Bir süre ıslak gözlerle dükkanın karşısından izledi ve oğluna doğru yaklaşmaya başladı.

İki yıl boyunca kendisini arayıp sormayan ailesini unutan delikanlı aniden annesini karşısında görünce önce şaşırdı, sonra koşup sarıldı annesine.

Babası hariç herkesi soruyordu, “O nasıl, bu nasıl?” diyerek.

Sonunda “O adam nasıl, hâlâ aksi ve anlayışsız mı?” diye sordu annesine.

Anne cevapsız bıraktı bu soruyu.

“Hadi oğlum, gel eve gidelim” dedi.

“Hayır anne, ben böyle iyiyim. O adamla tekrar aynı evde yaşayamam” dedi ve dükkana doğru yürümeye başladı.

Arkasından bir süre bakakalan anne hazırladığı pastayı oğluna vermek için seslendi.

Delikanlı pastayı alırken annesine “Anne ne olur ısrar etme, gelmeyeceğim. Bir gün bile merak edip arayıp sormayan bir adamla aynı evde yaşayamam ben” dedi.

Anne boynu bükük halde oğlunun yanından ayrılmaya hazırlanırken, “Peki oğlum sen bilirsin. Anlaşılan çok kararlısın, gelmeyeceksin. Ama baban dedi ki; son bir aydır arkadaşlık ettiği çocuktan uzak dursun, o çocuk sana zarar verecek. Önceki arkadaşıyla barışsın.”

Bu kez çocuk donakalmıştı.

Annesi eve dönmüştü. Babaya sitem etti, “Madem biliyordun nerde olduğunu neden benden sakladın? O yüzden rahattın demek?”

Hep ters, aksi görünen baba yutkundu ve gözlerinden iki damla yaş akıverdi.

“O benim canımdır ya, canım” dedi.

“Ne zamandan beridir biliyordun?” diye sordu anne.
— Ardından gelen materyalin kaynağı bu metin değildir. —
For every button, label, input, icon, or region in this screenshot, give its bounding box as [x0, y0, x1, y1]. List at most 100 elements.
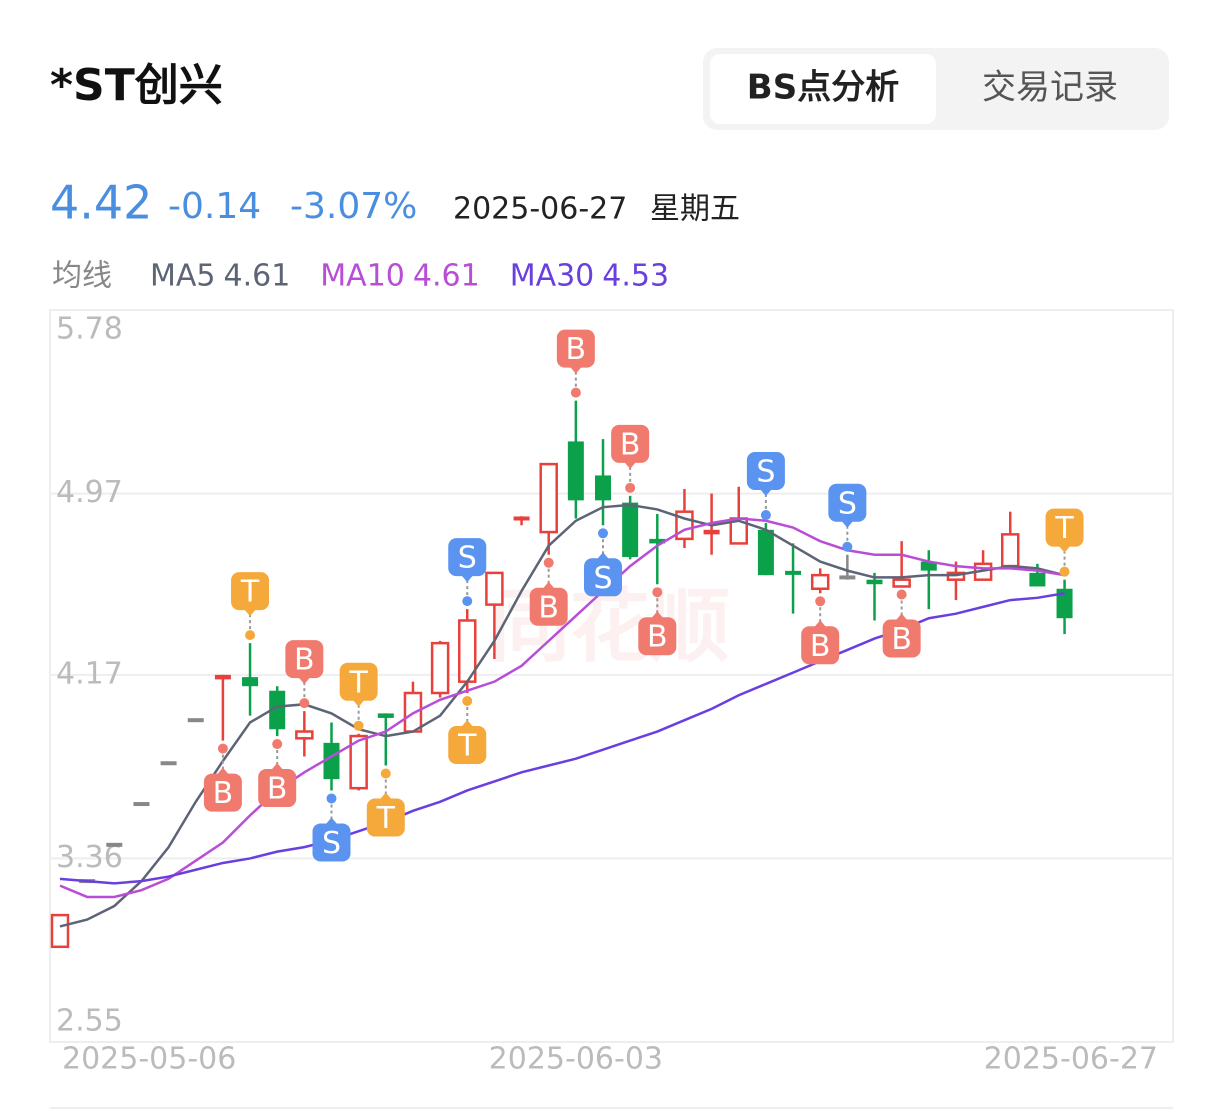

“Gittiği günden beri biliyorum. Bazen öğlen molalarında ne yiyip ne içiyor diye gider uzaktan izlerdim. Bazen akşamları geç gelirdim ya hani, sen beni kahvede sanırdın, işte o zamanlarda da ne yapıyor kimlerle takılıyor diye takip ederdim.”

Karı koca birbirlerine sarılıp ağlarken kapı çalmıştı.

Elleriyle gözlerini silerek kapıyı açmaya gitti anne.

Annesinin kendisine yaptığı pastadan daha büyük bir pasta ve hediye paketi ile içeri girdi delikanlı.

Koşarak babasına sarıldı; “Babalar Günün kutlu olsun baba.”

Delikanlı anlamıştı. Kendisine hiç bakmadığını düşündüğü babasının, aslında gözünü hiç üzerinden ayırmadığını!

*****             

TEBESSÜM

Hakkı

Temel bir gün Fadime’nin kalbini kırar. Fadime, hakkını aramak için mahkemeye başvurur.

Temel, “Boşa arama bulamazsın” der.

Fadime “Neden?” diye sorunca Temel:

- Çünkü Hakkı erkek ismidir.

*****

GÜNÜN SÖZÜ

Kendi kendisinden utanmayan, yeryüzünde hiç kimseden utanmaz.